Domestic market protectionism also featured among the complaints. For example, UMA accuses Kenya, Tanzania and Rwanda of protectionist practices. Yet, Kenyan officials also level the same accusations against Uganda, accusing Kampala of violating the Customs Union with irregular taxes on Kenyan manufactured juice and pharmaceutical products. In the past, Uganda had passed a controversial law requiring that fruit and vegetable juices (except juice made from at least 30 percent pulp from fruit and vegetables grown in Uganda) attract 12 percent tax or Ush250 ($0.06) per litre.

For UMA, they complained of a stifling taxation regime may have a basis. Juliet Najjinda, a senior tax manager at PwC Uganda, says manufacturing sector remains one of the largest contributors to Uganda’s tax revenue. According to Uganda Revenues Authority annual performance report for t2020/2021, 71 percent of the tax revenue was collected from wholesale and retail trade, manufacturing, information and communication technology as well as financial and insurance services.

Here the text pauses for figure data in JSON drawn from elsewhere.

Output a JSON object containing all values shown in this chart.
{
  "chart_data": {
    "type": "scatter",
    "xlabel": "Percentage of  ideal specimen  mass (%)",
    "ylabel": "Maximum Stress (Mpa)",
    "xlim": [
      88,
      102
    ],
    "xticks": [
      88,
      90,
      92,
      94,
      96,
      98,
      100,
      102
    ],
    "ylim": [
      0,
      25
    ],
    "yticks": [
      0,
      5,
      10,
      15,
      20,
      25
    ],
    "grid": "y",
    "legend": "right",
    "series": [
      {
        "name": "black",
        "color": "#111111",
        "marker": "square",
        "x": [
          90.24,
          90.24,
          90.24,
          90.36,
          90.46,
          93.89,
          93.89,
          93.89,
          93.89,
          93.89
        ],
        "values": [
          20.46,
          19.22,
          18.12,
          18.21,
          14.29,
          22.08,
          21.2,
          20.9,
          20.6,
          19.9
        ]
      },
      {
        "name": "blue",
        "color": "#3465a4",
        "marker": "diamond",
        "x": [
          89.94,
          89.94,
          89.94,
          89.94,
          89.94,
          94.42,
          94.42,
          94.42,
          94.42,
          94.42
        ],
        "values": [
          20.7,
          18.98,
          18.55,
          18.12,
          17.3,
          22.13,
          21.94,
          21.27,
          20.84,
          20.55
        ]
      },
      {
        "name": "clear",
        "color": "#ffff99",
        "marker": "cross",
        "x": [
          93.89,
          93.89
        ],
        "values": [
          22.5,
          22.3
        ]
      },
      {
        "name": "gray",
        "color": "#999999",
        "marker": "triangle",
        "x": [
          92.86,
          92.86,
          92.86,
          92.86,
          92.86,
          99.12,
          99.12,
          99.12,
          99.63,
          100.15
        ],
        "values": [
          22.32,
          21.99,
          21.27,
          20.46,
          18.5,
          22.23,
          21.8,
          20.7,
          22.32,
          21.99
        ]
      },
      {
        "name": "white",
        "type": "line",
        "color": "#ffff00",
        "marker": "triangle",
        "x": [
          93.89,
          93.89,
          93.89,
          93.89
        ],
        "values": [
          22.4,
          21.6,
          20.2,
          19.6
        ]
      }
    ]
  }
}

“The manufacturing sector was the second largest contributor based on tax revenue of Uganda at USh4.5 trillion ($1.17 billion). This was an increase from the Ush3.5 trillion tax ($914 million) contribution of the sector in the financial year 2019/2020,” Ms Najjinda said.

The Uganda Revenue Authority (URA) says traders already have incentives including customs refunds of all or part of any import duty paid on material inputs to produce goods for export.

The manufacturers are entitled to customs duty exemption for imported industrial replacement parts.

“For this exemption to apply, the spare parts should be imported by registered manufacturers as replacement parts used exclusively on industrial machinery and should be imported solely for replacement of worn out or obsolete parts of industrial machines,” said Ms Najjinda explained.